I am referring to question 2 from the list of sample questions provided by Oracle here.
2) Your organization has a legacy thick-client application. The issue is that the presentation and business logic are currently coupled. A change in presentation logic requires a change in business logic. A suggestion is to re-factor this into a three-tier application and separate the business logic from the presentation logic.
What non-functional requirement would you improve by separating the presentation layer from the business layers?
b) Response Time
d) Maintainability (*)
Practical Software Estimation: (M. A. Parthasarathy)
Option D is correct.
Option A is incorrect because securing a one-tier application is generally easier than securing a three-tier application. With a three-tier you need to secure the web server, application server, and database.
Option C is incorrect because manageability of one-tier application is generally easier than tree-tier application. With a three-tier you need to manage the health the web server, application server, and database.
Options B, E are incorrect because performance and response time of a one-tier system should be better than a three-tier. With a three-tier application the request/response cycle includes a web server, application server, and database.
The question says which NFR is improved and does not say which NFR is easier to achieve.

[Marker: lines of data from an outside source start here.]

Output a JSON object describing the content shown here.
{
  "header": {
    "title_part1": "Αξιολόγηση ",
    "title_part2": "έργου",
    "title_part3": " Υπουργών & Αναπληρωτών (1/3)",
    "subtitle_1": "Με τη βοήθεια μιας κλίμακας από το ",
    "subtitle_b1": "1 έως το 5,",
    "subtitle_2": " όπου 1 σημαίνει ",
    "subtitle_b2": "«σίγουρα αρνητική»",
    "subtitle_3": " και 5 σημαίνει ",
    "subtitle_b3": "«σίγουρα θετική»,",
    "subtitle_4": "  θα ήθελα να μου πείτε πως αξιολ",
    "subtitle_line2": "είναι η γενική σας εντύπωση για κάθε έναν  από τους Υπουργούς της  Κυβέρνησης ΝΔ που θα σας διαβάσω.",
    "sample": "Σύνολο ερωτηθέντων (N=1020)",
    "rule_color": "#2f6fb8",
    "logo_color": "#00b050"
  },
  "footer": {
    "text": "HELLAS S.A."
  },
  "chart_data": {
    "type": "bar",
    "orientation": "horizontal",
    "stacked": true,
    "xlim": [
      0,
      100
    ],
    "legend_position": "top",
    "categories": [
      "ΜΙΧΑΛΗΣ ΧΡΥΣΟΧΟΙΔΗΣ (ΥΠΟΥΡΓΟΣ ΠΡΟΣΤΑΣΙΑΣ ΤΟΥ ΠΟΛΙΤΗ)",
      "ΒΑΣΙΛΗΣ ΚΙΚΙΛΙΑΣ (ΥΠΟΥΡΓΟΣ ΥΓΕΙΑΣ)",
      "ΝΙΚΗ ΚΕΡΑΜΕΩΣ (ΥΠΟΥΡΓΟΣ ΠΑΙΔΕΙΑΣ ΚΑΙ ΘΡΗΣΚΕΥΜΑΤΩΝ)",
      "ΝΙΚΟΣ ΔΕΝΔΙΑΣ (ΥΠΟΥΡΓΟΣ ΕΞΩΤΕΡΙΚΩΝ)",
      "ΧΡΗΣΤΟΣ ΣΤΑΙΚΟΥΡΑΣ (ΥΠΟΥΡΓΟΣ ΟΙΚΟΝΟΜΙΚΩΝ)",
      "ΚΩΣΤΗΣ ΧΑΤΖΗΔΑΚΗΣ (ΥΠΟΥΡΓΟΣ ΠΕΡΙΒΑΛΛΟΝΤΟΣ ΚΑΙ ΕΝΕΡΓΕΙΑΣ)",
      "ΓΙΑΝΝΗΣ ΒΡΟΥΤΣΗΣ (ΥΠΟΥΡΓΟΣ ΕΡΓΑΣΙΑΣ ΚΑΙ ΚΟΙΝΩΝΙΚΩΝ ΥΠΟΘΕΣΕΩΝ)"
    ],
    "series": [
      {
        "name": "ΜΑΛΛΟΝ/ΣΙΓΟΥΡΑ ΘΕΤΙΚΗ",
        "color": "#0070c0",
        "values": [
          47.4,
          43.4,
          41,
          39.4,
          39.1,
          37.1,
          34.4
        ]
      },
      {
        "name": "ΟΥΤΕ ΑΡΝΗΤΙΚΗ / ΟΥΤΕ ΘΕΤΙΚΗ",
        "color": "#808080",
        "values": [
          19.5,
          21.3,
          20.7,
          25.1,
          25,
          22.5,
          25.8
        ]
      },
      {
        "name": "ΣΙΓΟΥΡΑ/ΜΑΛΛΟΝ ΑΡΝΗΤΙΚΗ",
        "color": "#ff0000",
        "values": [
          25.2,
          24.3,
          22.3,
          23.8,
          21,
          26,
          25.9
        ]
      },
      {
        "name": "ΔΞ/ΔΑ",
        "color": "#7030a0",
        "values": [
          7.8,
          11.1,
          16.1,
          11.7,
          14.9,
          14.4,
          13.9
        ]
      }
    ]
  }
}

The answers seem to have no correlation to the question.
Security will be improved in a three tier architecture as opposed to a single tier architecture because you can have multiple layers of security (business logic tier possibly in DMZ, EIS tier on the very secure internal LAN etc). But the answers given by Oracle talk about what is easier to accomplish which is not the question at all.
Does someone else think that the answers have no correlation to the questions or maybe I have gone bonkers?
I think the answer sun has provided is right - you will ofcourse decrease security when going for multiple tiers - more places to secure. Maintainability is improved when you go for separation of concerns - think you got it wrong here.
Joined: Mar 08, 2010
sivan jai wrote:I think the answer sun has provided is right - you will ofcourse decrease security when going for multiple tiers - more places to secure. Maintainability is improved when you go for separation of concerns - think you got it wrong here.
Thanks for your feedback and thoughts.
However, I disagree that security will be decreased in a multi tier system. You will increase security in a multi tier system. In a single tier system, if you compromise one tier, all the other tiers are compromised as well. On the other hand, in a multi tier system, due to the several security layers, a compromise of one tier will not lead to a compromise of the other. You can employ several sophisticated mechanisms such as use of DMZs, firewalls, payload encryption etc in a multi tier system, which you cannot in a non multi tier system.
Undoubtedly securing a multi tier system is more difficult. However, the question is "what non functional requirement is improved.....?" and security is clearly improved in a multi tier system even if it is more difficult to achieve.
Joined: Feb 24, 2010
Just think of a castle with only one entry point and a castle with mutliple entry points - which is easier to guard? - why did medieval castles have a crocodile infested moat and a single draw bridge entry point :-)
I disagree that firewalls etc cannot be applied to single tier systems - who prevents you from doing all those in a single tier system?
The answer is pretty straightforward - coupled code, hard to maintain - added more tiers - easier to maintain. The question hints that there could be only one answer, so Maintainability is that NFR which will be satisfied most.
Why not Security? Yes, you can built DMZs, secure LANs and so on, but you will not get this advantage out of the box. Just after implementing new architecture 3 tier has more weak points than a single tier does. That what they mean.
And finally, It's a test, and when they require one answer you should provide the one in which you are most confident.